Dan Wang : la Chine a déjà gagné

Expliquant que la Chine a déjà gagné, Wang attire l’attention sur l’influence décisive de l’ingénierie et des sciences sur la mentalité des élites politiques en Chine et sur la mise en œuvre des politiques :

En 2002, les neuf membres du Comité permanent du Politburo étaient titulaires d’un diplôme d’ingénieur. Le secrétaire général avait étudié le génie hydraulique.

Wang attribue la construction par la Chine d’immenses routes, ponts, centrales nucléaires, au charbon et solaires et de réseaux de trains à grande vitesse au cours des 40 dernières années à cette mentalité d’ingénieur. Wang affirme que Pékin produit autant de ciment en deux ans que les États-Unis en produisent en un siècle.

L’héritage de Deng Xiaoping

La raison pour laquelle les ingénieurs ont été historiquement si bien représentés parmi les élites politiques chinoises trouve son origine dans les réformes de Deng Xiaoping :

Après que Deng Xiaoping ait succédé à Mao Zedong, il a décidé qu’il fallait des gens ennuyeux et technocratiques, exactement le contraire de Mao.

Tout au long des années 1980, Deng a promu de nombreux ingénieurs aux postes supérieurs du parti. Selon lui, ces personnes techniquement instruites avaient la capacité de conduire la Chine vers de grands projets monumentaux et vers le développement économique.

Les dirigeants chinois voient également la société comme un « matériau de construction » physique :

Wang soutient que les dirigeants chinois ont agi comme des « ingénieurs spirituels » (expression utilisée par Staline) ; Il déclare qu’ils essaient de façonner ou de détruire la société comme ils le souhaitent, avec des pratiques telles que la politique de l’enfant unique ou la politique zéro-COVID.

Cette approche s’inscrivait parfaitement dans le cadre du grand modernisme, où la société était considérée comme un exercice massif d’ingénierie ou d’optimisation sociale.

Différence critique : connaissances qui ne peuvent pas être écrites (savoir-faire)

Wang définit la technologie en trois éléments : les outils, les instructions écrites (brevets, recettes) et les connaissances non écrites (savoir-faire). Les États-Unis et l’Occident ont largement perdu ce savoir-faire essentiel en matière de processus en externalisant les emplois industriels.
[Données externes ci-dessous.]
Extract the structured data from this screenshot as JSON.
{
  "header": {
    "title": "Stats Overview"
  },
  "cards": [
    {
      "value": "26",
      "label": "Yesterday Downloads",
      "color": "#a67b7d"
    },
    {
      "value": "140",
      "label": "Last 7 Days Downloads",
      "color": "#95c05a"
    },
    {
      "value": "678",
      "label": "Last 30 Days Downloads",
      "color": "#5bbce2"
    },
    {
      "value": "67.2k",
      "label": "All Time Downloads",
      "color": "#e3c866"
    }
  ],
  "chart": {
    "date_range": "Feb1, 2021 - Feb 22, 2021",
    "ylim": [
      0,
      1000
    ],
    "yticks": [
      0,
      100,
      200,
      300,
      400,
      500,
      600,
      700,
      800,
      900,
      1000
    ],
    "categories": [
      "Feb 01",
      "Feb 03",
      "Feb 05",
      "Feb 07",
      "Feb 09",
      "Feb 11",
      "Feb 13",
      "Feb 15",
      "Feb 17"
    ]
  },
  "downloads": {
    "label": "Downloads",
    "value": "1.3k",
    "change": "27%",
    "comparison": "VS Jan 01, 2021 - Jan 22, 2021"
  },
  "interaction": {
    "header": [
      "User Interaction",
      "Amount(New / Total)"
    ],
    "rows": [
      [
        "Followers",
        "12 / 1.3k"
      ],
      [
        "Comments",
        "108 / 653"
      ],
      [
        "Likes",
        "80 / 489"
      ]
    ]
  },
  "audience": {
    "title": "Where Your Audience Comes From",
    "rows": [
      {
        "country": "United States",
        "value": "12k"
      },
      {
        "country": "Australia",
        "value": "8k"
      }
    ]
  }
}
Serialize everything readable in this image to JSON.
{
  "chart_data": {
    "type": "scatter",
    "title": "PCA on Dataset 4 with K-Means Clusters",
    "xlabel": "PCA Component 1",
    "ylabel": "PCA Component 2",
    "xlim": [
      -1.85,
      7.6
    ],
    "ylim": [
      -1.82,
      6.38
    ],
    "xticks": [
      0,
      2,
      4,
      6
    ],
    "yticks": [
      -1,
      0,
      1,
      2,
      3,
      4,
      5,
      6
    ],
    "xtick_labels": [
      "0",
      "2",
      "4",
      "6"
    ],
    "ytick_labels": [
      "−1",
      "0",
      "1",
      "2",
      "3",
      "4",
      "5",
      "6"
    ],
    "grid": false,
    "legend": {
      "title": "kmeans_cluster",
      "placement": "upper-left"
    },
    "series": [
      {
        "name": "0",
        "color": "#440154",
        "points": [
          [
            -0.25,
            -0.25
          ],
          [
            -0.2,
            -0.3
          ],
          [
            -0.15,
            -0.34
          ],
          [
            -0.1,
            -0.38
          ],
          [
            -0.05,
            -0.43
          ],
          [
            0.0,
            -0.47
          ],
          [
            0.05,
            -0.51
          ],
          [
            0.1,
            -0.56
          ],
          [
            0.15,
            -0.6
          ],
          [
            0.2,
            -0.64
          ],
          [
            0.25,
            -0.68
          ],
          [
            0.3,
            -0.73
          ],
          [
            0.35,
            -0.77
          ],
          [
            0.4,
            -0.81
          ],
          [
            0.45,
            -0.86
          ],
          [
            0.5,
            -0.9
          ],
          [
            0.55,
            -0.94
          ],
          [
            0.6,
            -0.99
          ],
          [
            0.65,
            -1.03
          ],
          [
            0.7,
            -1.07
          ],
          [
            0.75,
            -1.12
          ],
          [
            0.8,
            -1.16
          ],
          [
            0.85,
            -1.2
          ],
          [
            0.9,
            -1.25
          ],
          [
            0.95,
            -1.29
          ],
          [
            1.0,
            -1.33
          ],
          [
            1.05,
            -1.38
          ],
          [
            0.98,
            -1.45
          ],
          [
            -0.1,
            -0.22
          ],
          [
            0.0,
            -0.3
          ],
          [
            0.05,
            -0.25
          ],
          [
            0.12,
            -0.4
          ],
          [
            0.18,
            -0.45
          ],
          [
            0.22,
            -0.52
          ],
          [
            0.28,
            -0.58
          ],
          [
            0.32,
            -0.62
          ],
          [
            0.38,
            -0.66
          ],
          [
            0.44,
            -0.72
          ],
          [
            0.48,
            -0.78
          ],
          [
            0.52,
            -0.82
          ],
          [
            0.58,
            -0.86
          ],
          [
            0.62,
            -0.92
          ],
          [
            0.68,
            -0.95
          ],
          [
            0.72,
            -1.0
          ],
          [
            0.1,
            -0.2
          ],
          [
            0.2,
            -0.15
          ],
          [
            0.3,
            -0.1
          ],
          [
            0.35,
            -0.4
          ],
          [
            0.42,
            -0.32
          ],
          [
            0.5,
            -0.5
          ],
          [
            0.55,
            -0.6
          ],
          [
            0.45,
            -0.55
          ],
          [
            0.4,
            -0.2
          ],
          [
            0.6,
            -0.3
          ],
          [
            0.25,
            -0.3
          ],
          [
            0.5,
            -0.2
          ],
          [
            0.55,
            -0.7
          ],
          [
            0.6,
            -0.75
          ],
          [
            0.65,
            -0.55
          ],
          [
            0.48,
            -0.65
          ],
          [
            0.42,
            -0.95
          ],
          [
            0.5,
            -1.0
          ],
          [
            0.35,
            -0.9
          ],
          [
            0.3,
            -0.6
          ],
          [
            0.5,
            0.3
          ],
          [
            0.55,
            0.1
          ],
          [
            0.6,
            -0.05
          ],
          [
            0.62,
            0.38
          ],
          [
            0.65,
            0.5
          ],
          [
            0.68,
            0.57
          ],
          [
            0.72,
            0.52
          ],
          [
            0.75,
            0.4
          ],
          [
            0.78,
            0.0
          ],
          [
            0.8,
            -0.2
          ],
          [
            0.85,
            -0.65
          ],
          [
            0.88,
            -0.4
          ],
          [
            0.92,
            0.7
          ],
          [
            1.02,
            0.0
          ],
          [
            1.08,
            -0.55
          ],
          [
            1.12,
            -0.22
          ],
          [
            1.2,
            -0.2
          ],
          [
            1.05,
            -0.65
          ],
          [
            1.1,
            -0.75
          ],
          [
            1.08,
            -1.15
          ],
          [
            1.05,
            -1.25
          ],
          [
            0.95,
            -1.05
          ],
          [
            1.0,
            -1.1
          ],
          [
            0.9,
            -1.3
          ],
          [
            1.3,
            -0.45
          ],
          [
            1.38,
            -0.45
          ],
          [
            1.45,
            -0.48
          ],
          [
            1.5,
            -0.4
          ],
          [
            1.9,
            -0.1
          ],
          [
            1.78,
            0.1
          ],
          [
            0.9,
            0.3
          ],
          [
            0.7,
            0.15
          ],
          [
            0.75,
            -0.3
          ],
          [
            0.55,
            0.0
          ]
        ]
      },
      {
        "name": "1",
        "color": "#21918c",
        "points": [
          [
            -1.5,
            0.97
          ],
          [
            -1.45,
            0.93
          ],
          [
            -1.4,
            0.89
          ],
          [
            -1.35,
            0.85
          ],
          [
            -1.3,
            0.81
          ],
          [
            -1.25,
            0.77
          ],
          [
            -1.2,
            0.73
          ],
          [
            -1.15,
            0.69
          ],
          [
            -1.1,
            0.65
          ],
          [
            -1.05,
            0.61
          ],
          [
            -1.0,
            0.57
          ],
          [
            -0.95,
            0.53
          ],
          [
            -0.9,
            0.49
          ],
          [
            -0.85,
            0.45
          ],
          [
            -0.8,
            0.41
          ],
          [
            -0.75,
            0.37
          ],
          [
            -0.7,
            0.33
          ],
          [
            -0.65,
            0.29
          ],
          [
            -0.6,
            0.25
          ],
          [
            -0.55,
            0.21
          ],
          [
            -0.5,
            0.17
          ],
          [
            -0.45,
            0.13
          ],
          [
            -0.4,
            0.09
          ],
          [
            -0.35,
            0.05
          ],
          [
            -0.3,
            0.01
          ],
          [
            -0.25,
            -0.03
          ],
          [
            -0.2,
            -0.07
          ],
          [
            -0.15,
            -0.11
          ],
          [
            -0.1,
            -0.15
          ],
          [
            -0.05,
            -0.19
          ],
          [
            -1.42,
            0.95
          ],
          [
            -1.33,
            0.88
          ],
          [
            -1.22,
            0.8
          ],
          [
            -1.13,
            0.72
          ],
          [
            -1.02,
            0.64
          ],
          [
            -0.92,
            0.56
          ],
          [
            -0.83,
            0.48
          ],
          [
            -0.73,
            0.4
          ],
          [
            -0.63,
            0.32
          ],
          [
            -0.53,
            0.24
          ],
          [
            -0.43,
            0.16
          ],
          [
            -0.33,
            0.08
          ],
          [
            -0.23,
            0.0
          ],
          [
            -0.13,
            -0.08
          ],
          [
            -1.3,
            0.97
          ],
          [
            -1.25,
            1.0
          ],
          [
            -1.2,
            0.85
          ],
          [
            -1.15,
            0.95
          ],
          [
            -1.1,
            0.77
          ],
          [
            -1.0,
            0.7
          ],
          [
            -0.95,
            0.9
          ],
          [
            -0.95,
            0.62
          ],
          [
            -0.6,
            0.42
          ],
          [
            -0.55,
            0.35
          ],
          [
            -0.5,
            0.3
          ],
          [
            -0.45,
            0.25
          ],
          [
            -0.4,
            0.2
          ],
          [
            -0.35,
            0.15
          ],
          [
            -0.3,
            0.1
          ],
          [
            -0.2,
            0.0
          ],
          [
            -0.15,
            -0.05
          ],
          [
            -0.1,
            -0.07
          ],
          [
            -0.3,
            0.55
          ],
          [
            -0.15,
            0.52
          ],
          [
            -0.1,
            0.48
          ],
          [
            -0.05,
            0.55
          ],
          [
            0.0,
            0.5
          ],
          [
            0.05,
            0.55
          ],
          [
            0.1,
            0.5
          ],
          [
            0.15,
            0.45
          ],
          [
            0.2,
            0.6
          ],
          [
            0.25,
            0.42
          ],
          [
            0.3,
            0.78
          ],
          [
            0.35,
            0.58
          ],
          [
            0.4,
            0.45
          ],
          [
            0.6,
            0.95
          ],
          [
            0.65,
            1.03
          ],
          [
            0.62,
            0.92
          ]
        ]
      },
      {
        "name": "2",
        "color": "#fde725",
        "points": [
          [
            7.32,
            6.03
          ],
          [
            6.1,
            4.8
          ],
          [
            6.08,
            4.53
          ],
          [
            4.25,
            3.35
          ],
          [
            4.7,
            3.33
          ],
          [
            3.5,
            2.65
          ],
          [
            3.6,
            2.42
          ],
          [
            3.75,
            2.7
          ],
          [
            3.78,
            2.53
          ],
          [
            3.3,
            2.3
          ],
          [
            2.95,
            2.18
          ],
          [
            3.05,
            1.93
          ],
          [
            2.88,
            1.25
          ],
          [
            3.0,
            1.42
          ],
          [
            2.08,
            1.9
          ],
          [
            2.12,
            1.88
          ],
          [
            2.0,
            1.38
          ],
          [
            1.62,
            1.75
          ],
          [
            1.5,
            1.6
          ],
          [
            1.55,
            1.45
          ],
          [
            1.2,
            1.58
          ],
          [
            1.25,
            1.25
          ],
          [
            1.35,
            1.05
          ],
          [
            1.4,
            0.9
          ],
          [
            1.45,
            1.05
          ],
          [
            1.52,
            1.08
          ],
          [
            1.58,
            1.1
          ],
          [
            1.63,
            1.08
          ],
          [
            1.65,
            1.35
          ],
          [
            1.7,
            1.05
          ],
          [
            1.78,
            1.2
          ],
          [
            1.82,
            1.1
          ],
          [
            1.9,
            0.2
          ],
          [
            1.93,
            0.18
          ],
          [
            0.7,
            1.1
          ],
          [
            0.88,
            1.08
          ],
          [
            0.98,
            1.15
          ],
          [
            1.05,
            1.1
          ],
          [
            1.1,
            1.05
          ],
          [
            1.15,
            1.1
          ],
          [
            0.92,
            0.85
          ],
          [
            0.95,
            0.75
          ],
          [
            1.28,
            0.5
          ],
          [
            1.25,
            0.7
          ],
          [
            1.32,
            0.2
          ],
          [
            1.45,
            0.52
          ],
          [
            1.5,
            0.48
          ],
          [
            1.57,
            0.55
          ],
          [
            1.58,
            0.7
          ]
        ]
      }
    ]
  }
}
En se concentrant sur l’apprentissage de ce savoir-faire pendant des années, la Chine a acquis la capacité de développer d’excellents produits pour Walmart, Apple ou Tesla.

Wang donne l’exemple du temple d’Ise au Japon, affirmant que cette structure, qui est détruite et reconstruite tous les 20 à 25 ans, est une culture unique de préservation des connaissances mise en œuvre afin de transférer des connaissances techniques précieuses (telles que le travail du bois) aux générations futures.

Selon Wang, derrière le succès de la Chine ; Il réside dans la combinaison du modèle asiatique d’État développementaliste, d’une gestion léniniste de type soviétique et d’une approche de gestion technocratique orientée vers l’ingénieur, propre à la Chine. C’est la caractéristique la plus importante qui distingue fondamentalement la Chine des autres pays asiatiques.